## Data Analysis in Python
_Author: Georgy Tarasenko_

## Seminar 9

```pandas``` is a Python library containing a set of functions and specialized data structures that have been designed to help Python programmers to perform data analysis tasks in a structured way (all documentation can be find [here](https://pandas.pydata.org/)).

Most of the things that `pandas` can do can be obtained with basic Python, but the collected set of pandas functions and data structure makes the data analysis tasks more consistent in terms of syntax and therefore aids readabilty. In addition, `pandas` framework is specifically constructed to handle big data.

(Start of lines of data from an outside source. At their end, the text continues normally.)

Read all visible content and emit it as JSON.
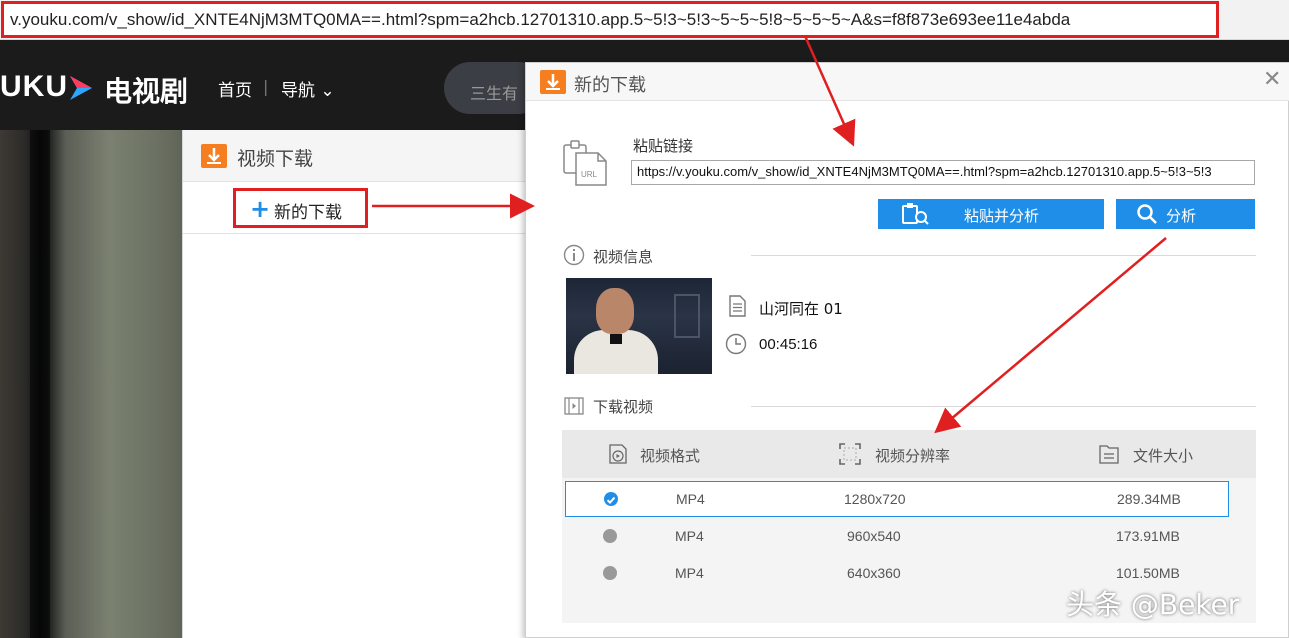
{
  "browser": {
    "url": "v.youku.com/v_show/id_XNTE4NjM3MTQ0MA==.html?spm=a2hcb.12701310.app.5~5!3~5!3~5~5~5!8~5~5~5~A&s=f8f873e693ee11e4abda"
  },
  "youku": {
    "logo": "UKU",
    "channel": "电视剧",
    "nav_home": "首页",
    "nav_sep": "|",
    "nav_menu": "导航",
    "search_hint": "三生有"
  },
  "download_panel": {
    "title": "视频下载",
    "new_download_label": "新的下载"
  },
  "dialog": {
    "title": "新的下载",
    "paste_label": "粘贴链接",
    "url_value": "https://v.youku.com/v_show/id_XNTE4NjM3MTQ0MA==.html?spm=a2hcb.12701310.app.5~5!3~5!3",
    "paste_analyze_label": "粘贴并分析",
    "analyze_label": "分析",
    "video_info_label": "视频信息",
    "video_title": "山河同在 01",
    "video_duration": "00:45:16",
    "download_video_label": "下载视频",
    "table": {
      "headers": [
        "视频格式",
        "视频分辨率",
        "文件大小"
      ],
      "rows": [
        {
          "format": "MP4",
          "resolution": "1280x720",
          "size": "289.34MB",
          "selected": true
        },
        {
          "format": "MP4",
          "resolution": "960x540",
          "size": "173.91MB",
          "selected": false
        },
        {
          "format": "MP4",
          "resolution": "640x360",
          "size": "101.50MB",
          "selected": false
        }
      ]
    }
  },
  "watermark": "头条 @Beker",
  "colors": {
    "accent_blue": "#1e8ee8",
    "annotation_red": "#e02020",
    "download_orange": "#f57f20"
  }
}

As pandas is not a built-in library, we have to install it:

In [None]:
!pip install pandas

Then, to access its tools we have to import this library, we can use `pd` as a shorther from of `pandas` for the purpose of simplicity

In [1]:
import pandas as pd

#### Pandas series: core of pandas
Basic data type in pandas package is `pd.Series`: *mutable* and *ordered*. You can create `pd.Series` using `pd.Series()` function:

In [None]:
my_series = pd.Series([5, 2, 9])
print(my_series) # indices and values

In [None]:
type(my_series)

`pd.Series` is able to store only ONE data type (e. g. only `int`, `float` or `str`). It can be created from any sequence:

In [None]:
from_list = pd.Series([5, 2, 9])
from_tuple = pd.Series((1, 2, 3))

In [None]:
print(from_tuple)

In [None]:
from_list = pd.Series([1, 2, '3'])
print(from_list)

You can manually specify indices for your `pd.Series`:

In [None]:
pd.Series([5, 2, 9], index=[2, 3, 1]) # not necessarily begin with 0 or even be ordered (mix of list and dict indices)...

In [None]:
s = pd.Series([5, 2, 9], index=[2, 3, 1])
s[0:2]

In [None]:
pd.Series([5, 2, 9], index=['a', 'b', 'c']) # ...even strings

In [2]:
from_dict = pd.Series({'a': 1, 'b': 2, 'c': 3}) # keys become indices
print(from_dict)

a    1
b    2
c    3
dtype: int64


**Notice.** `pandas` allows non-unique indices, BE CAREFUL.

In [None]:
pd.Series([5, 2, 9], index=['a', 'a', 'a'])

In [None]:
tuple1 = (4, 1, 7)
indices = ['a', 'b', 'c']

pd.Series(tuple1, index=indices)

In [None]:
check = pd.Series([5, 1, 0, 3, 4], index=[6, 1, 0, 4, 2])

In [None]:
check[2:4]

#### DataFrame

Basic type of data in pandas is `DataFrame`, a table conisting of rows and columns. Each column is `pd.Series`.

We can create our own dataframe by applying `DataFrame()` function to a dictionary where a key is a column name while value is a sequence of objects. Consequently, the length of each sequence should be the same. 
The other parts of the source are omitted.